Sea Expansion changed everything.
Not metaphorically. Physically. The world was a different place when perceived through a sea of spiritual energy that extended through twenty kilometers of crystalline landscape and could read the fundamental structure of reality itself.
Shen spent the first day after the breakthrough learning to exist at this level.
Walking was different. His body, already a spiritual construct from the Transcendence transition, now operated at a baseline that made Transcendence Nine feel like the difference between swimming and drowning. Every movement generated spiritual pressure. A casual step cracked the ice that coated the chamber floor. A wave of his hand displaced the concentrated environment's energy field visibly, sending ripples through the blue-gold light.
Frostfang Sovereign resonated with the Sea Expansion energy. The god-tier blade, already cold enough to freeze spiritual signatures, amplified his new power into something that the Battlefield's concentrated environment could barely contain. When he drew the sword in the crystal chamber, the temperature dropped so fast that the moisture in the air crystallized into falling snow — actual snowfall, indoors, underground, in a training ground that had been warm for millennia.

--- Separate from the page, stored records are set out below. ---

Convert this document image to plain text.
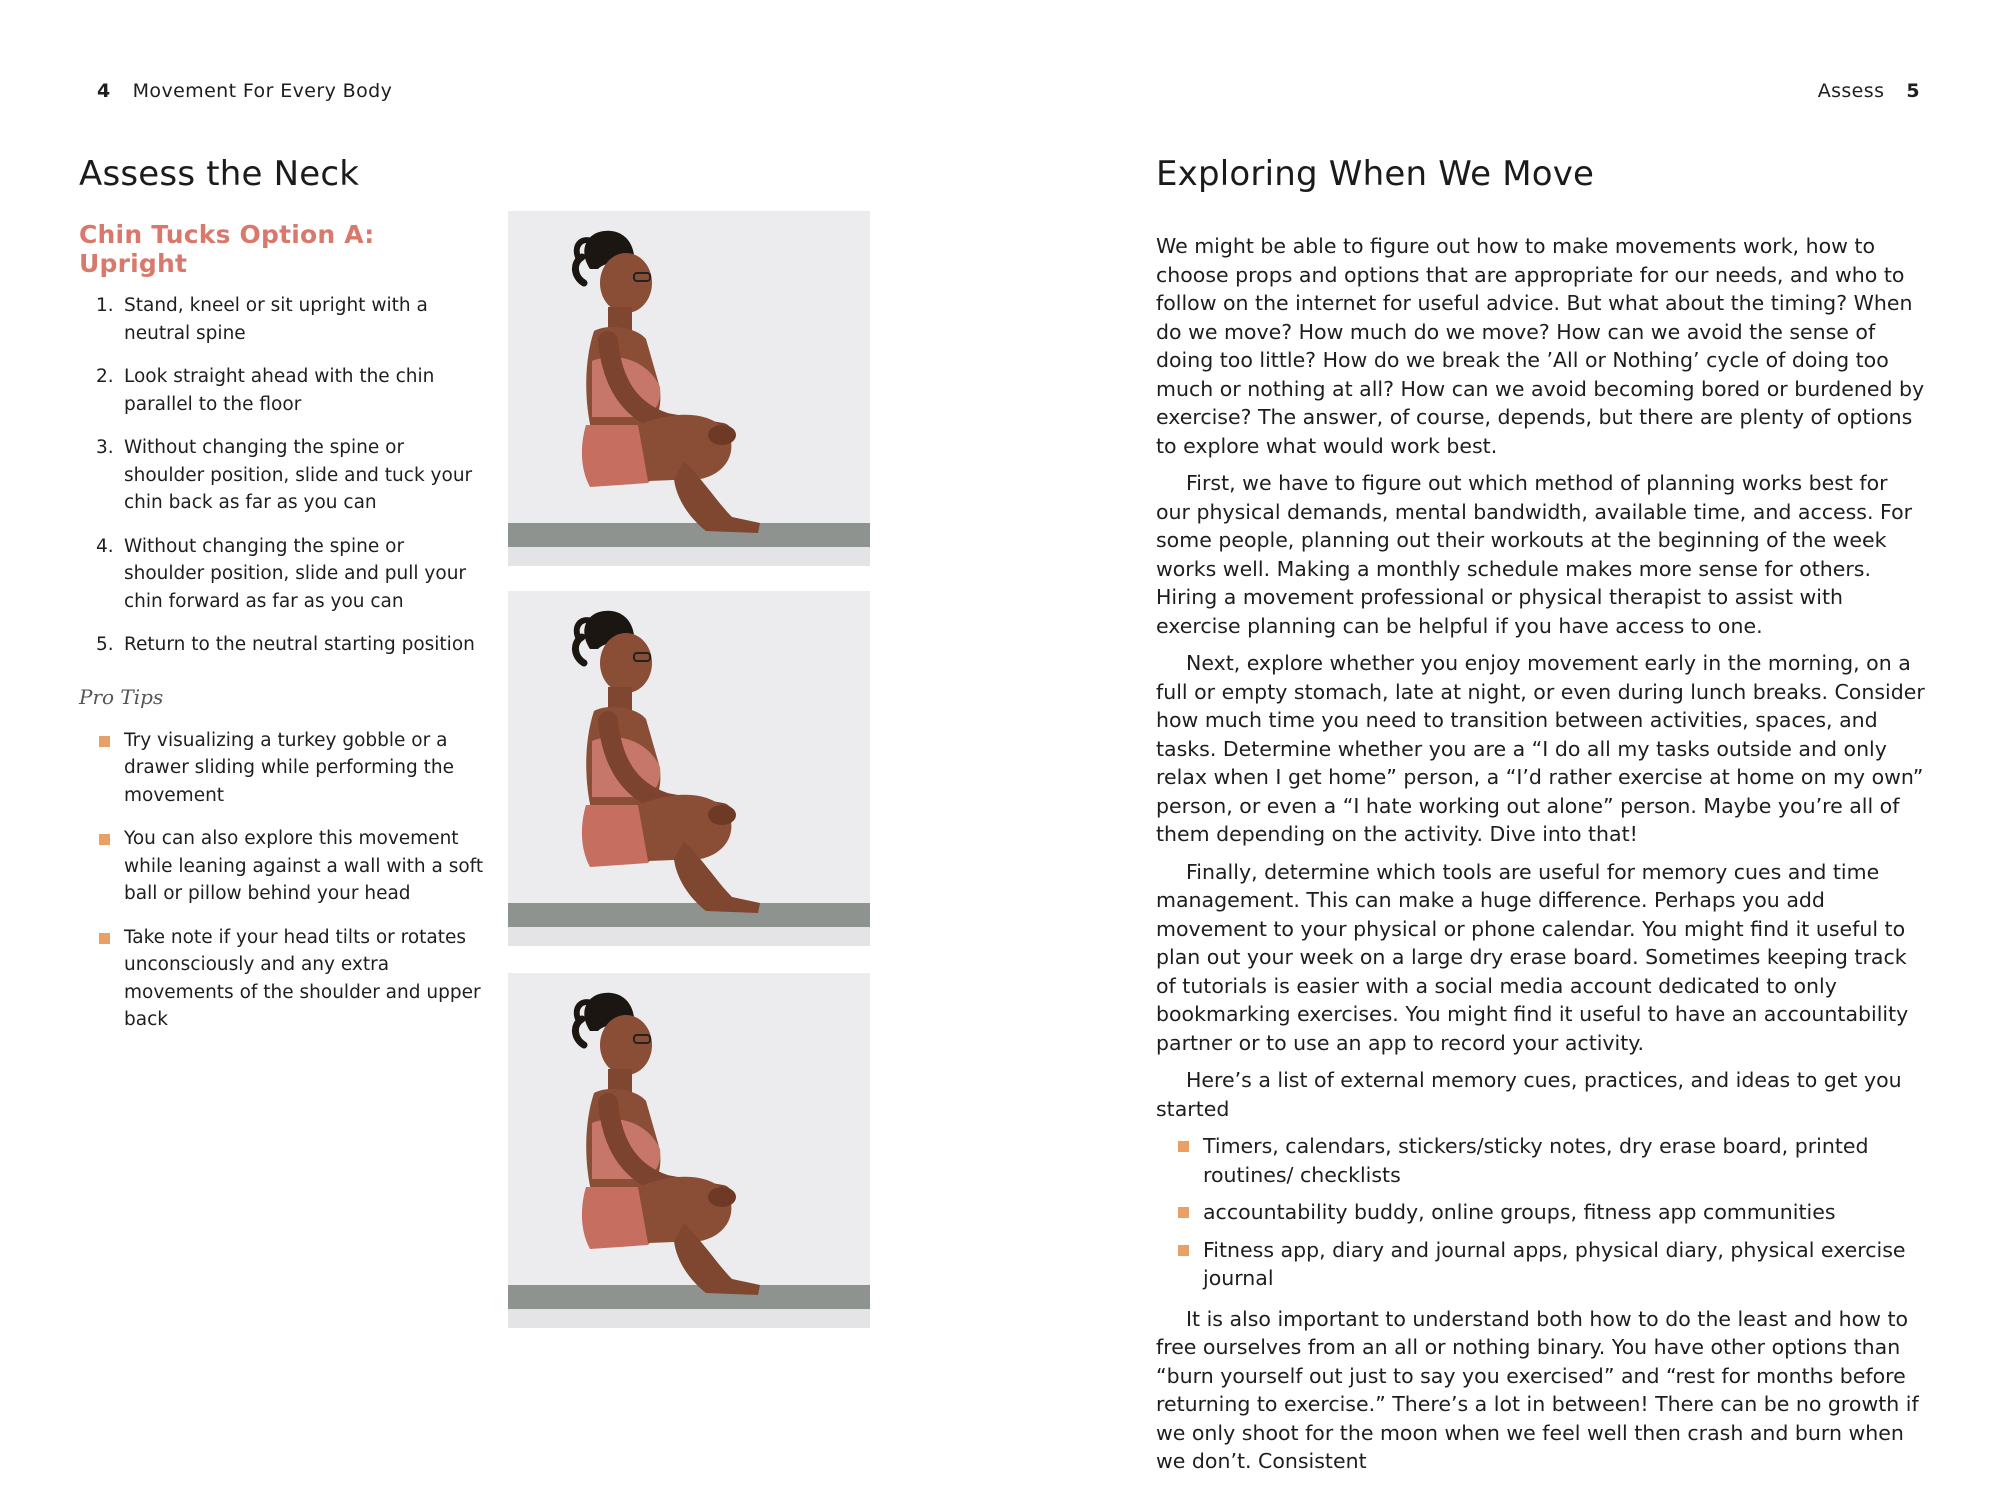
4 Movement For Every Body
Assess the Neck
Chin Tucks Option A: Upright
1. Stand, kneel or sit upright with a neutral spine
2. Look straight ahead with the chin parallel to the floor
3. Without changing the spine or shoulder position, slide and tuck your chin back as far as you can
4. Without changing the spine or shoulder position, slide and pull your chin forward as far as you can
5. Return to the neutral starting position
Pro Tips
Try visualizing a turkey gobble or a drawer sliding while performing the movement
You can also explore this movement while leaning against a wall with a soft ball or pillow behind your head
Take note if your head tilts or rotates unconsciously and any extra movements of the shoulder and upper back
Assess 5
Exploring When We Move

We might be able to figure out how to make movements work, how to choose props and options that are appropriate for our needs, and who to follow on the internet for useful advice. But what about the timing? When do we move? How much do we move? How can we avoid the sense of doing too little? How do we break the ’All or Nothing’ cycle of doing too much or nothing at all? How can we avoid becoming bored or burdened by exercise? The answer, of course, depends, but there are plenty of options to explore what would work best.

First, we have to figure out which method of planning works best for our physical demands, mental bandwidth, available time, and access. For some people, planning out their workouts at the beginning of the week works well. Making a monthly schedule makes more sense for others. Hiring a movement professional or physical therapist to assist with exercise planning can be helpful if you have access to one.

Next, explore whether you enjoy movement early in the morning, on a full or empty stomach, late at night, or even during lunch breaks. Consider how much time you need to transition between activities, spaces, and tasks. Determine whether you are a “I do all my tasks outside and only relax when I get home” person, a “I’d rather exercise at home on my own” person, or even a “I hate working out alone” person. Maybe you’re all of them depending on the activity. Dive into that!

Finally, determine which tools are useful for memory cues and time management. This can make a huge difference. Perhaps you add movement to your physical or phone calendar. You might find it useful to plan out your week on a large dry erase board. Sometimes keeping track of tutorials is easier with a social media account dedicated to only bookmarking exercises. You might find it useful to have an accountability partner or to use an app to record your activity.

Here’s a list of external memory cues, practices, and ideas to get you started

Timers, calendars, stickers/sticky notes, dry erase board, printed routines/ checklists
accountability buddy, online groups, fitness app communities
Fitness app, diary and journal apps, physical diary, physical exercise journal

It is also important to understand both how to do the least and how to free ourselves from an all or nothing binary. You have other options than “burn yourself out just to say you exercised” and “rest for months before returning to exercise.” There’s a lot in between! There can be no growth if we only shoot for the moon when we feel well then crash and burn when we don’t. Consistent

"Stop drawing your sword inside," Nira said from behind her fire barrier, which she now maintained reflexively whenever Shen's energy spiked. "The snow is getting in Pyro's box."
The Remnant Eye's capabilities at Sea Expansion were transformative. Blueprint Sight, which had been sharp at Transcendence, was now absolute. Shen could see the ideal form of everything within his perception range — not just objects with physical damage, but the spiritual structure of the environment itself. The Battlefield's formation arrays, the dimensional pocket's architecture, the energy flows that maintained the concentrated environment — all of it was readable, analyzable, theoretically restorable.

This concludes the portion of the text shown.